A tiny slip of paper was caught in the pages where it opened, a paper with a nearly-faded phone number written with a shaky hand. When Susan called the number, "equilibrate" happened.
"You've found Grandpa's Bible!" the woman screamed. "Sixteen months ago when Grandpa died no one could find his Bible. We've looked everywhere, and the hospital staff has looked too. But you found it! Praise God! Everything's going to be OK now."
"It was just a lost Bible," Susan told me, "but for his family it was like the last piece of a very personal puzzle.

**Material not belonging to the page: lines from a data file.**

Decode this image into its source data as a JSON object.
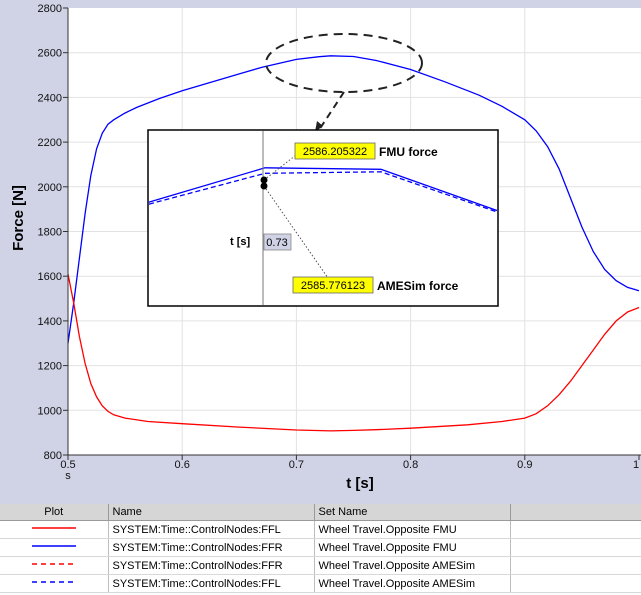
{
  "chart_data": {
    "type": "line",
    "xlabel": "t [s]",
    "ylabel": "Force [N]",
    "xlim": [
      0.5,
      1.0
    ],
    "ylim": [
      800,
      2800
    ],
    "x_ticks": [
      "0.5",
      "0.6",
      "0.7",
      "0.8",
      "0.9",
      "1"
    ],
    "x_tick_suffix": "s",
    "y_ticks": [
      "800",
      "1000",
      "1200",
      "1400",
      "1600",
      "1800",
      "2000",
      "2200",
      "2400",
      "2600",
      "2800"
    ],
    "grid": true,
    "series": [
      {
        "color": "#0000ff",
        "dash": "solid",
        "x": [
          0.5,
          0.505,
          0.51,
          0.515,
          0.52,
          0.525,
          0.53,
          0.535,
          0.54,
          0.55,
          0.56,
          0.57,
          0.58,
          0.6,
          0.62,
          0.65,
          0.67,
          0.7,
          0.72,
          0.73,
          0.75,
          0.77,
          0.8,
          0.83,
          0.86,
          0.88,
          0.9,
          0.91,
          0.92,
          0.93,
          0.94,
          0.95,
          0.96,
          0.97,
          0.98,
          0.99,
          1.0
        ],
        "y": [
          1300,
          1480,
          1680,
          1880,
          2050,
          2170,
          2240,
          2280,
          2300,
          2330,
          2355,
          2375,
          2395,
          2430,
          2460,
          2505,
          2535,
          2570,
          2582,
          2586,
          2583,
          2565,
          2525,
          2470,
          2410,
          2360,
          2300,
          2250,
          2180,
          2080,
          1950,
          1820,
          1710,
          1630,
          1580,
          1550,
          1535
        ]
      },
      {
        "color": "#ff0000",
        "dash": "solid",
        "x": [
          0.5,
          0.505,
          0.51,
          0.515,
          0.52,
          0.525,
          0.53,
          0.535,
          0.54,
          0.55,
          0.57,
          0.6,
          0.65,
          0.7,
          0.73,
          0.75,
          0.77,
          0.8,
          0.85,
          0.88,
          0.9,
          0.91,
          0.92,
          0.93,
          0.94,
          0.95,
          0.96,
          0.97,
          0.98,
          0.99,
          1.0
        ],
        "y": [
          1610,
          1480,
          1330,
          1210,
          1120,
          1060,
          1020,
          995,
          980,
          965,
          950,
          940,
          925,
          912,
          908,
          910,
          913,
          920,
          935,
          950,
          965,
          985,
          1020,
          1070,
          1130,
          1200,
          1270,
          1340,
          1400,
          1440,
          1460
        ]
      }
    ],
    "inset": {
      "series": [
        {
          "color": "#0000ff",
          "dash": "solid",
          "x": [
            0.57,
            0.67,
            0.77,
            0.87
          ],
          "y": [
            2517,
            2586,
            2583,
            2500
          ]
        },
        {
          "color": "#0000ff",
          "dash": "dashed",
          "x": [
            0.57,
            0.67,
            0.77,
            0.87
          ],
          "y": [
            2513,
            2575,
            2578,
            2497
          ]
        }
      ],
      "fmu_value": "2586.205322",
      "fmu_label": "FMU force",
      "amesim_value": "2585.776123",
      "amesim_label": "AMESim force",
      "t_label": "t [s]",
      "t_value": "0.73",
      "highlight_color": "#ffff00"
    }
  },
  "legend_table": {
    "headers": [
      "Plot",
      "Name",
      "Set Name"
    ],
    "rows": [
      {
        "color": "#ff0000",
        "dash": "solid",
        "name": "SYSTEM:Time::ControlNodes:FFL",
        "set": "Wheel Travel.Opposite FMU"
      },
      {
        "color": "#0000ff",
        "dash": "solid",
        "name": "SYSTEM:Time::ControlNodes:FFR",
        "set": "Wheel Travel.Opposite FMU"
      },
      {
        "color": "#ff0000",
        "dash": "dashed",
        "name": "SYSTEM:Time::ControlNodes:FFR",
        "set": "Wheel Travel.Opposite AMESim"
      },
      {
        "color": "#0000ff",
        "dash": "dashed",
        "name": "SYSTEM:Time::ControlNodes:FFL",
        "set": "Wheel Travel.Opposite AMESim"
      }
    ]
  }
}
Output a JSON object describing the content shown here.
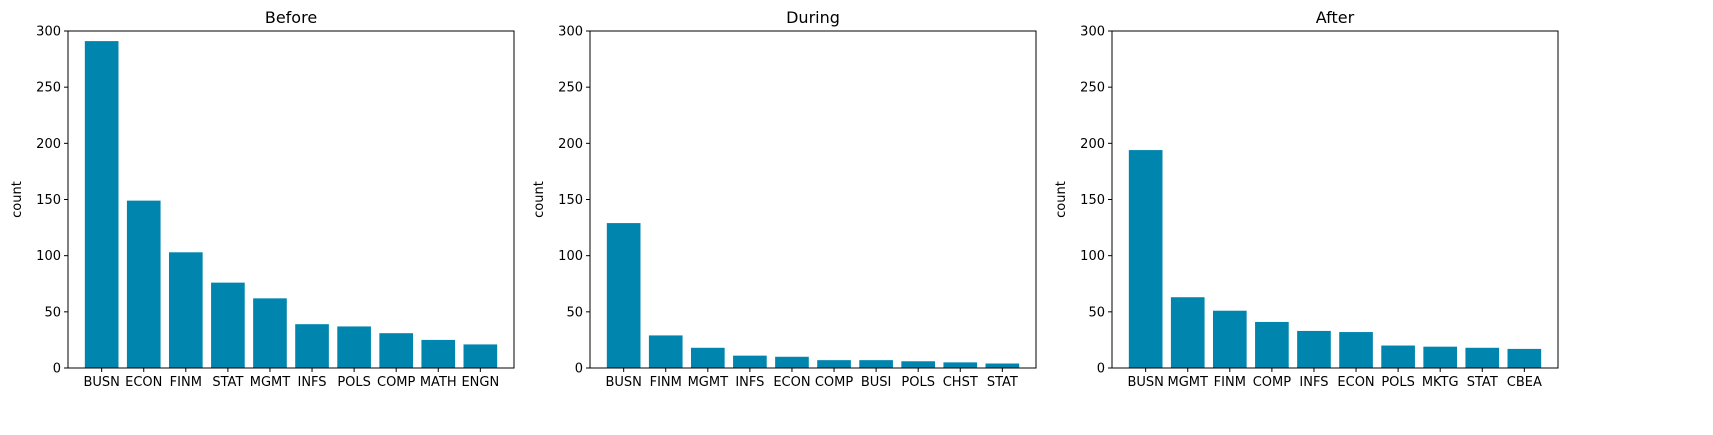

Finding it brought everything back into balance."
Sin disconnects us from God, and spins our lives totally out of balance. But God is not willing for things to stay that way. "Instead, immense in mercy and with an incredible love, he embraced us. He took our sin-dead lives and makes us alive in Christ." Those are Paul's words from the second part of his letter to the believers in Ephesus. He could have added, "God's love equilibrates us."